Globally, shares have experienced a lot of volatility in recent years. In March 2020, we had a severe downcycle event (Covid-19), with markets correcting 29 percent, followed by a rapid rally, with stocks quickly rebounding to all-time highs around the beginning of 2022.





Markets have been jittery recently as tensions between Russia and Ukraine have grown to the point of conflict. This caused a shift in investor mood around the world. From its peak in January 2022, the MSCI All Country World Index (ACWI) saw a -10.6 percent drawdown (down from the peak to the trough).
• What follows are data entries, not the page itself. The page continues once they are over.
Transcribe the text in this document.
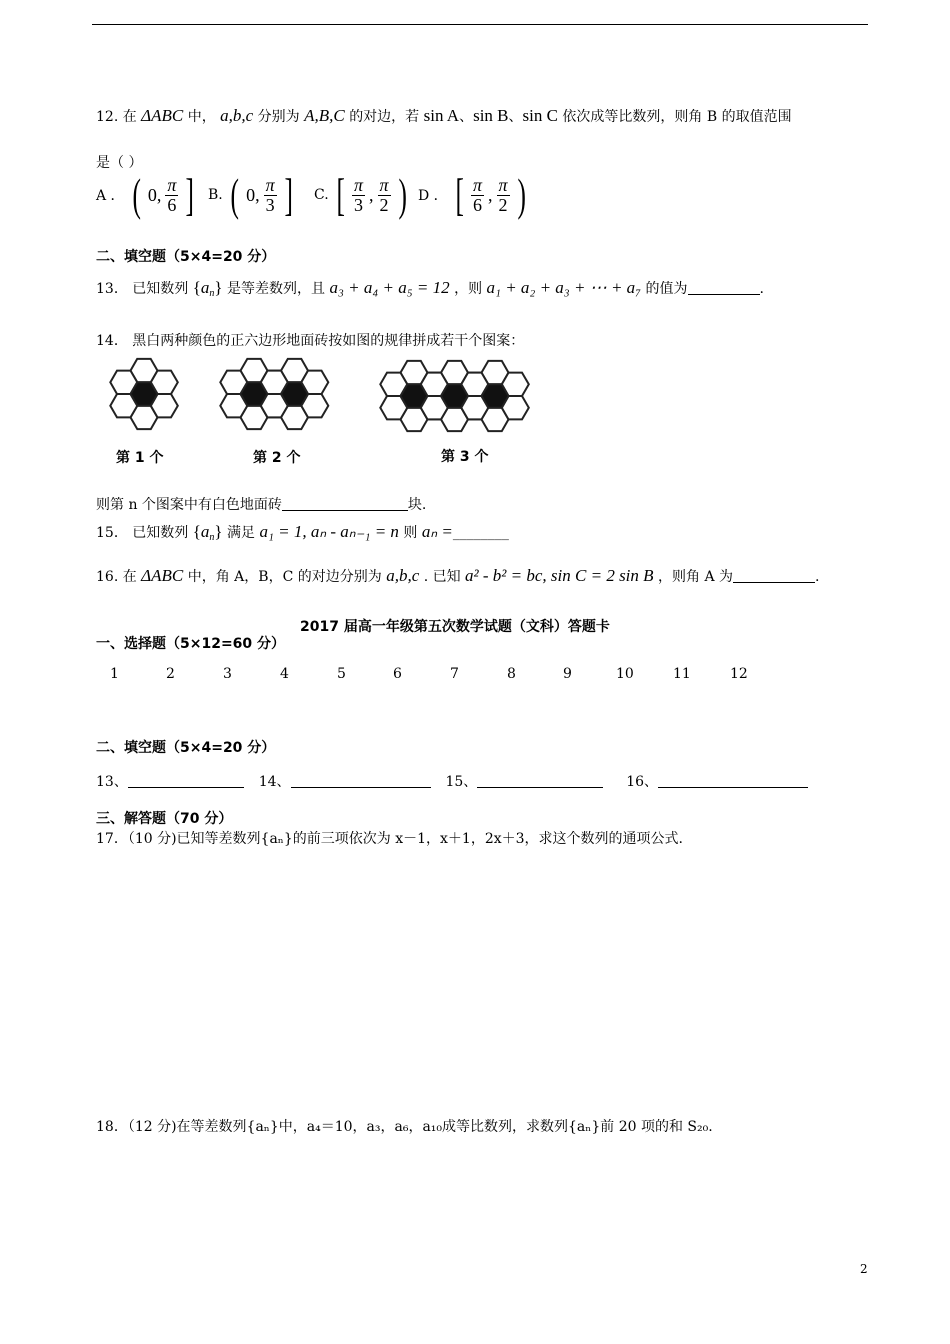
12. 在 ΔABC 中， a,b,c 分别为 A,B,C 的对边，若 sin A、sin B、sin C 依次成等比数列，则角 B 的取值范围
是（ ）
A ． ( 0, $\frac{\pi}{6}$ ] B. ( 0, $\frac{\pi}{3}$ ] C. [ $\frac{\pi}{3}$ , $\frac{\pi}{2}$ ) D ． [ $\frac{\pi}{6}$ , $\frac{\pi}{2}$ )
二、填空题（5×4=20 分）
13． 已知数列 $\{a_n\}$ 是等差数列，且 a₃ + a₄ + a₅ = 12 ，则 a₁ + a₂ + a₃ + ⋯ + a₇ 的值为	.
14． 黑白两种颜色的正六边形地面砖按如图的规律拼成若干个图案：
第 1 个	第 2 个	第 3 个
则第 n 个图案中有白色地面砖	块.
15． 已知数列 $\{a_n\}$ 满足 a₁ = 1, aₙ - aₙ₋₁ = n 则 aₙ =________
16. 在 ΔABC 中，角 A，B，C 的对边分别为 a,b,c . 已知 a² - b² = bc, sin C = 2 sin B ，则角 A 为	.
2017 届高一年级第五次数学试题（文科）答题卡
一、选择题（5×12=60 分）
1	2	3	4	5	6	7	8	9	10	11	12
二、填空题（5×4=20 分）
13、	14、	15、	16、
三、解答题（70 分）
17．（10 分)已知等差数列{aₙ}的前三项依次为 x－1，x＋1，2x＋3，求这个数列的通项公式.
18．（12 分)在等差数列{aₙ}中，a₄＝10，a₃，a₆，a₁₀成等比数列，求数列{aₙ}前 20 项的和 S₂₀.
2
Owing to a further rise in commodity prices, particularly oil and industrial metals (commodity prices were already higher before the war due to strong demand recovery and supply-side difficulties), risk aversion and concerns about the de-rating of high earnings expectations weighed heavily on Indian shares.


The investor's biggest downside risk is oneself, which is a harsh reality of investing. While short-term disruptions such as rising inflation, market crashes, and pandemics can all occur, persistent damage is more likely to occur when we make poor financial decisions based on greed or fear.


How can investors keep their downside risk to a minimum?


Diversifying into protective investments like cash and fixed income can help to mitigate negative risk. However, present low or negative real rates — that is, once inflation is factored in – do not make it profitable for investors to park a significant percentage of their money.


Investing in global equities with local market exposure has historically helped investors build wealth at a moderate risk level, as drawdowns are lower in a globally diversified portfolio than in a portfolio invested solely in Indian equities.


To put things in perspective, during the epidemic, MSCI ACWI lost 29% of its value, compared to 38% for the S&P BSE 500 index. Going back in time, global stocks corrected by 46% during the global financial crisis (GFC) of 2008, but Indian equities dropped by 66%.


Equities as a growth asset, of course, rebounded strongly after both significant drops.

There are various reasons why investing in global equities can result in lesser drawdowns.


  • In terms of fundamental diversity, we believe that global investing provides exposure to a wide range of international economic and fundamental growth drivers, each of which reacts differently to unforeseen events.

  • It also protects against rupee depreciation, increasing the overall asset return. The figures are self-evident. Over the last decade, US shares have returned 19.3 percent annually in INR terms, surpassing Indian equities by a large margin, which have returned 14.9 percent. As a result, retail investor interest in global stocks, particularly U.S. equities, has increased.


Historically, Indian investors could diversify into global equities through funds based in the country. The global funds' category assets were trailing at INR 4,200 crores pre-covid (February 2020), and by March 2022, they had expanded to INR 38,000 crores, with roughly INR 22,000 crores invested in U.S. equities funds. The euphoria around FAANGM stocks in particular attracted retail investors.


Strong inflows into global funds prompted the regulator to intervene, and the regulator advised mutual fund managers to halt further investments in foreign stocks by the end of January to avoid exceeding the RBI's overseas investment limitations.


According to the rule, each mutual fund can invest up to $1 billion in foreign markets, with a total industry cap of $7 billion. The regulator was widely expected to raise the foreign investment restriction. However, because that did not happen, fund companies were forced to suspend accepting new international fund flows on February 2nd, limiting investments to existing SIPs or STPs.


As a result, demand for overseas ETFs soared, despite limited availability and liquidity. The result is that ETFs' recent performance has deviated from the benchmark they are tracking. For example, the Nippon India Hang Seng ETF returned -0.85 percent from February 1 to April 27, 2022, compared to -14.3 percent for the Hang Seng index it tracks. The underlying Nasdaq 100 index returned -10.51 percent, while the Motilal Oswal Nasdaq 100 ETF returned -1.71 percent.